Rufus Wainwright

 

Vicar Street, Dublin ***

“This is going to be a back-and-forth through my illustrious career of possible hits,” deadpans Rufus Wainwright as he takes a seat at his grand piano. It’s true that the Montréal-raised songwriter – attired in the sort of garish yellow-checked trousers last seen on Rupert the Bear – has never really broken into the mainstream, but the fact that he’s playing to a packed house for his second Irish gig in four months speaks volumes about his loyal fanbase, at least.

Wainwright may not mention his recent life changes (fatherhood, his recent marriage or the death of his mother, folk singer Kate McGarrigle) in his between-song patter, but his new songs, recorded with superstar pop producer Mark Ronson, effortlessly address those topics. A compelling a cappella version of Candles opens the gig, while the slinky jazz-bar vibe of Respectable Dive and the crystalline sweetness of Montauk continue the themes of life, love and death.

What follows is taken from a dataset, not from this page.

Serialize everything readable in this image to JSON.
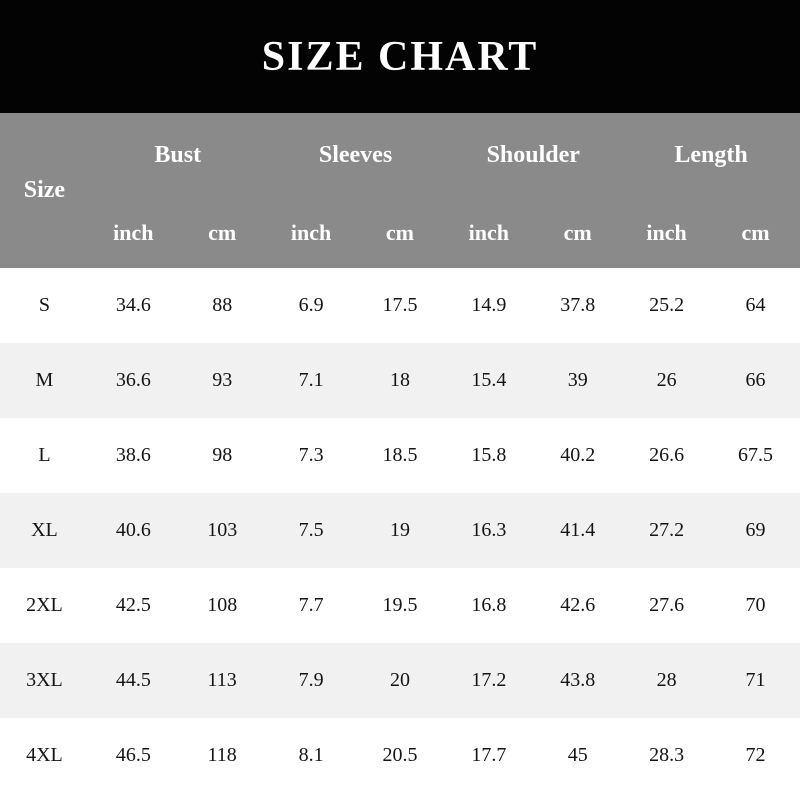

Yet there are some niggling criticisms with the sound, as the band’s instruments occasionally threatening to overpower Wainwright’s swarthy vocals. Backing singer Krystle Warren threatens to upstage her employer, too, with a remarkable cover of the McGarrigle Sisters’ I Don’t Know, but Rufus quickly regains the reins with startlingly simplistic piano ballad The Art Teacher. There are humorous pot-shots taken at everyone from Liza Minnelli (followed by a cover of her mother Judy Garland’s The Man That Got Away) to Mitt Romney, while the singer’s penchant for theatricality continues into the encore, when he emerges in a blonde wig and skimpy toga as “Rufus Apollo, god of all things sexy”.

Roving the aisles singing Gay Messiah, his intention to entertain is acknowledged – but another two or three songs in place of the pantomime-style silliness would have been more heartily appreciated. It’s an unfortunate end to an otherwise stirring show.